Her work isn't documentary photography — she focuses more on using constructed or fictionalized scenarios to reveal deeper truths. Her last show, “Running,” which appeared at Kopeikin in 2013 and established her in the fine art world, featured dramatically lit, isolated individuals running in everyday settings. It’s impossible to know whether the subjects are running from a natural disaster or desperately trying to catch a bus; they exhibit moments of anxiety, or, as Soren said, our instinct of fight or flight.
For “Fantasy Life,” Soren moved away from the struggle of individuals, instead casting a light on American society. “We live in a striving culture,” Soren says. “We take it for granted that someone who separates themselves is to be admired.” Competitive sports illustrates the pursuit of that apotheosis, of meteoric success. But it also illustrates its antithesis — the inevitable decline, the destruction of the idol.
Soren also illustrates the baseball archetype of the restless wanderer, showing handwritten lists on hotel notepads of all the teams the players have been on, cities they’ve lived in; and images of hotel parking lots and undecorated walls.

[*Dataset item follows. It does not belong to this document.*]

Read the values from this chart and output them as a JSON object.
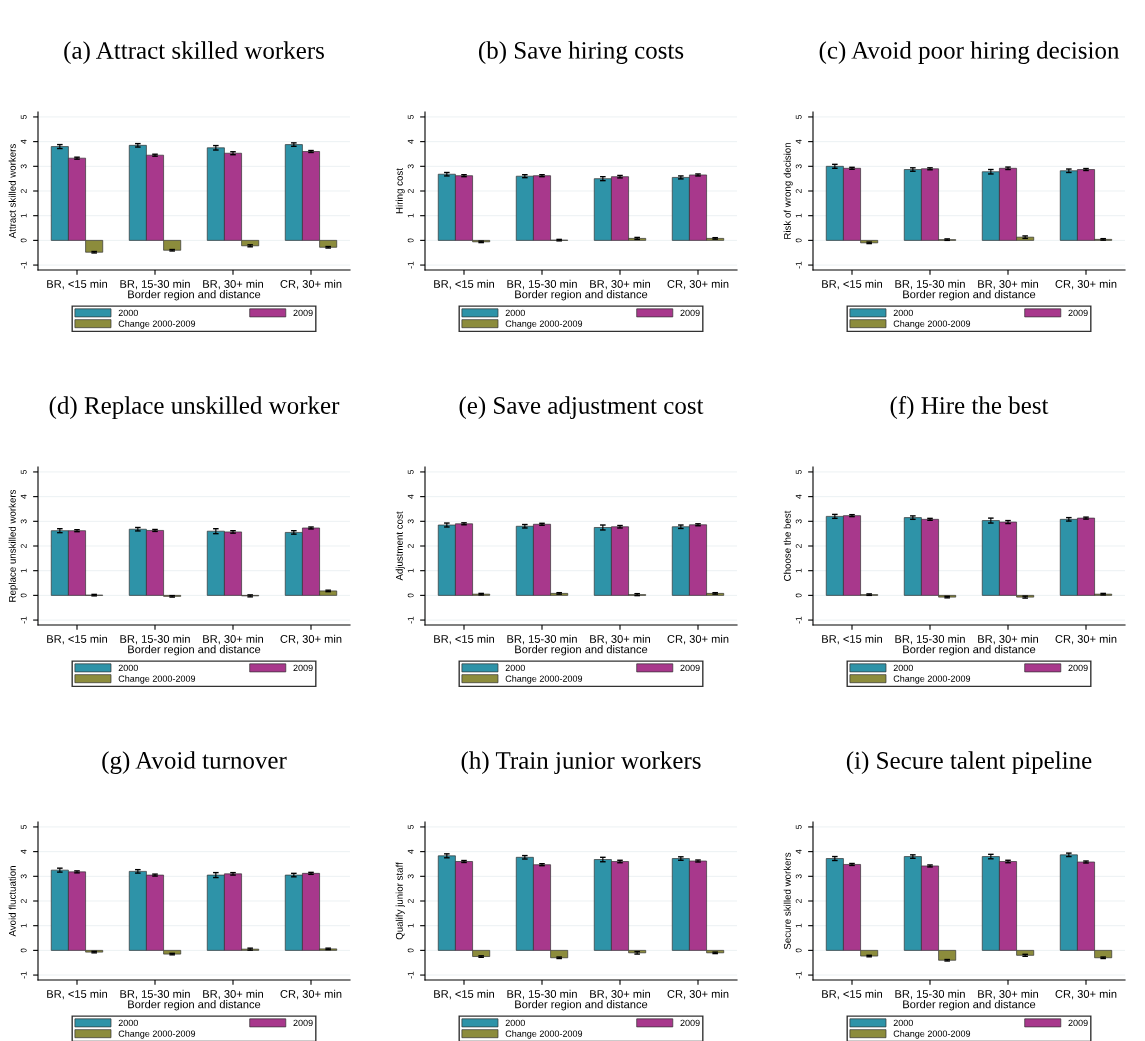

She says there's not much that’s romantic about that itinerant life, especially for minor league players, who are paid very little.
Even those who are well paid, the strain of a physically demanding career and so much time in the limelight can be debilitating. “So many Americans believe the pursuit of fame and fortune is the pursuit of happiness,” Soren says. “But the most wealthy player I have is not the happiest. The more you get paid, the more pressure you have on you.”
Soren’s study of the American dream and its reversal reflects her own experience. In the early to mid-90s, she was a household name, rising to fame as one of MTV News’ first political reporters at only 23. She’s snagged interviews with multiple presidents and huge pop stars, and has appeared in a Beastie Boys video.
After she married the writer Michael Lewis (known for Moneyball, his own project involving the Oakland A's), she decided to give up the frenzy of breaking news in New York City to move to Berkeley, have kids, and explore documentary film. “I was five months pregnant when I covered the impeachment of Clinton,” Soren recalls. “I was done.” Ultimately, she took up a different form of storytelling with still photography, favoring the relative anonymity of the art world with its opportunities for nuance and self expression that she didn't have in television journalism. Her agent jokingly calls Soren her most “downwardly mobile client,” and though Soren says the glitz and noise of MTV was fun in her 20s, she now prefers her life as a fine artist.
She wasn’t thinking of her own abdication of fame as she traveled from stadium to stadium, photographing the rise and fall of baseball players. Still, there is something telling about the fact that she was never a baseball fan, but, through this project, has become a fan of the players. Perhaps it's that shared experience — a kinship, a point of access, an intimate connection — that enabled her to reveal something the rest of us may never have seen.